Informatiemanagement

Data in de OV-sector: ‘De data liggen voor het oprapen’

Bussen van Syntus Twente in Enschede
Dankzij datatool OVIT kunnen vervoerders schatten aan relevante data verzamelen. Foto: Inge Jacobs

Binnen de OV-sector is een schat aan data beschikbaar: alle live locaties van trams, metro’s, treinen en bussen en ook alle OV-chipkaart data. Wat zijn de reispatronen in het netwerk? Hoeveel inwoners worden ontsloten met het OV? Op welke plek is de bus vertraagd? Door de beschikbare data te analyseren, kan adviseur mobiliteit Joris Hoogenboom van BonoTraffics dit soort vragen beantwoorden. Volgens Hoogenboom liggen daar veel kansen voor de OV-sector. “Veel OV-bedrijven en provincies hebben een blinde vlek voor de niet-OV-reizigers.”

Joris Hoogenboom ontwikkelde samen met Irias informatiemanagement de datatool Ovit. Precies om al de beschikbare OV-data op een efficiënte manier inzichtelijk te maken. “We zagen in 2013 een landschap van het OV waar veel data verzameld werd, maar wat eigenlijk helemaal niet goed ontsloten werd”, zegt Hoogenboom enthousiast. Hoogenboom zag kansen: “Wij zagen echt voordelen en kansen om de data te koppelen en juist te gebruiken zodat we daar waardevolle informatie uit kunnen halen om het openbaar vervoer te verbeteren.”
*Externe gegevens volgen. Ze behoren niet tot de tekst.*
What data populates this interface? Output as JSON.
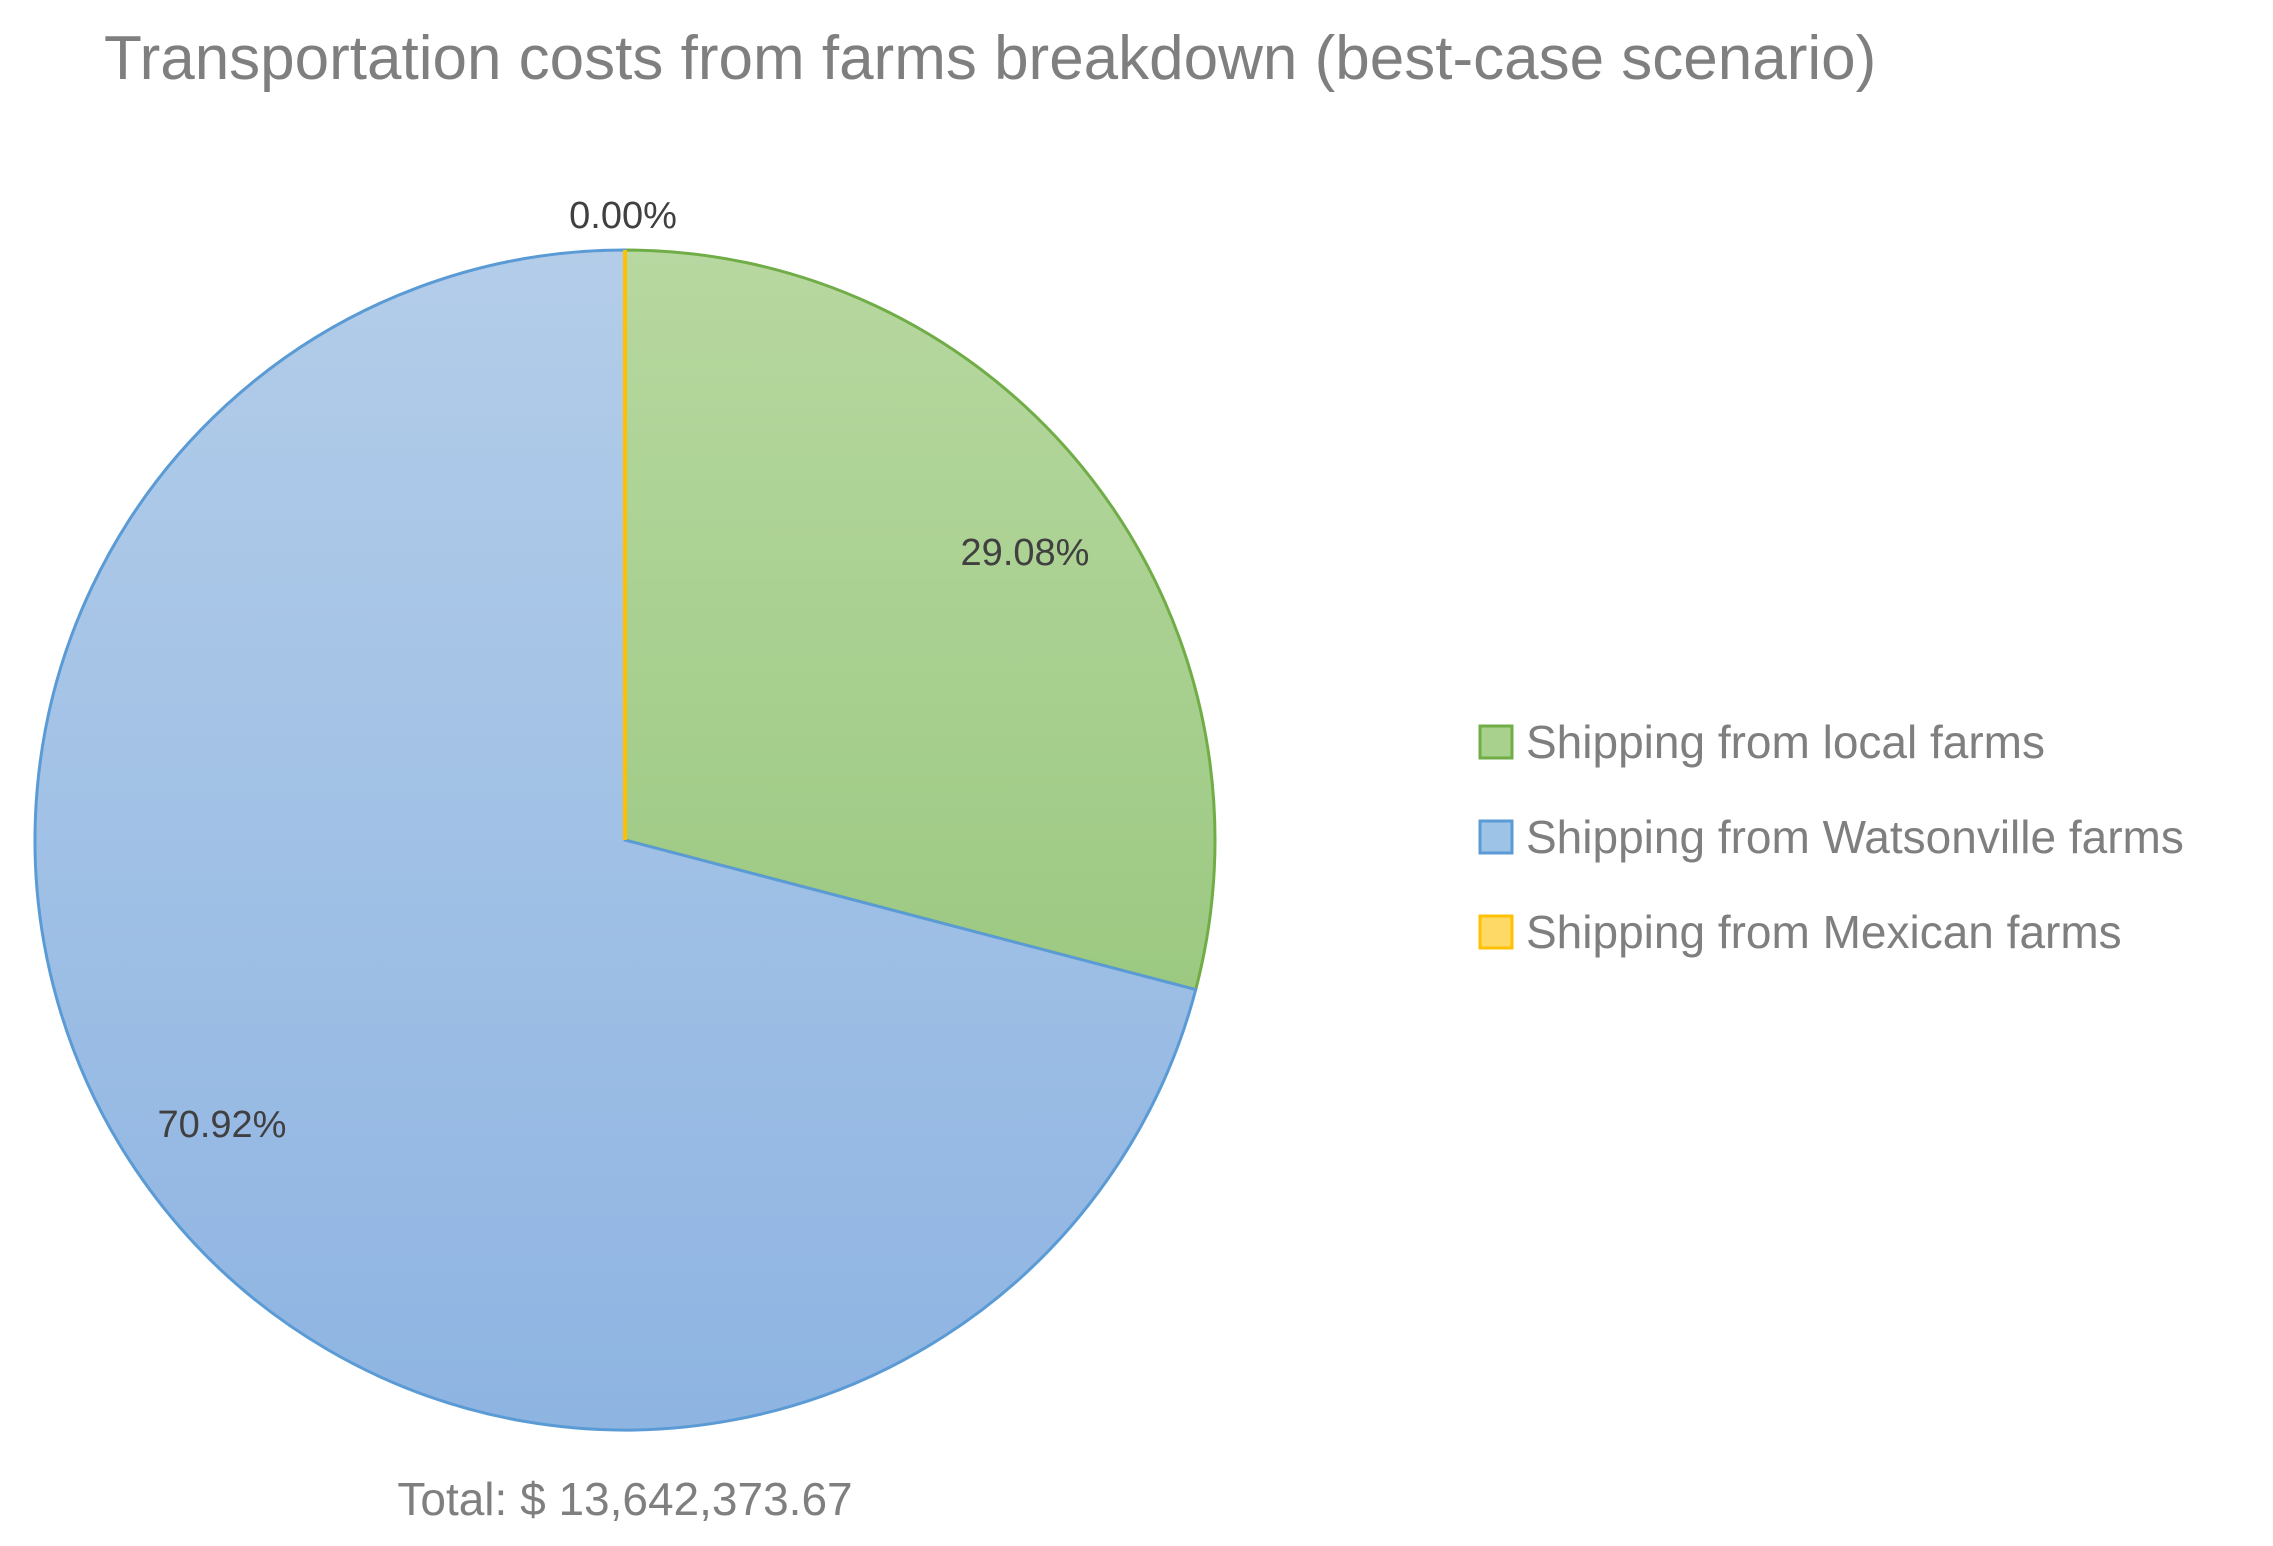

Een voorbeeld van data dat wordt ingeladen in de Ovit tool is de locatie van bussen, trams en metro. “De bus zendt bijvoorbeeld om de zoveel tijd een berichtje uit: ik ben op deze plek en ik ben zoveel van mijn vorige halte verwijderd. Ook stuurt de bus data over de punctualiteit de ether in.” Ovit verzamelt al deze data in een grote historische database. Vervolgens wordt de data aan specifieke gebieden gekoppeld en voert Hoogenboom daar allemaal berekeningen op uit. “We kunnen dan zien op welke plekken de bus met welke punctualiteit rijdt. Als een provincie een bushalte verplaatst, kunnen wij de data van de nieuwe situatie met de data van de oude situatie vergelijken. Dan kunnen we heel precies in kaart brengen wat voor invloed dat heeft op de rijtijden van de bus.”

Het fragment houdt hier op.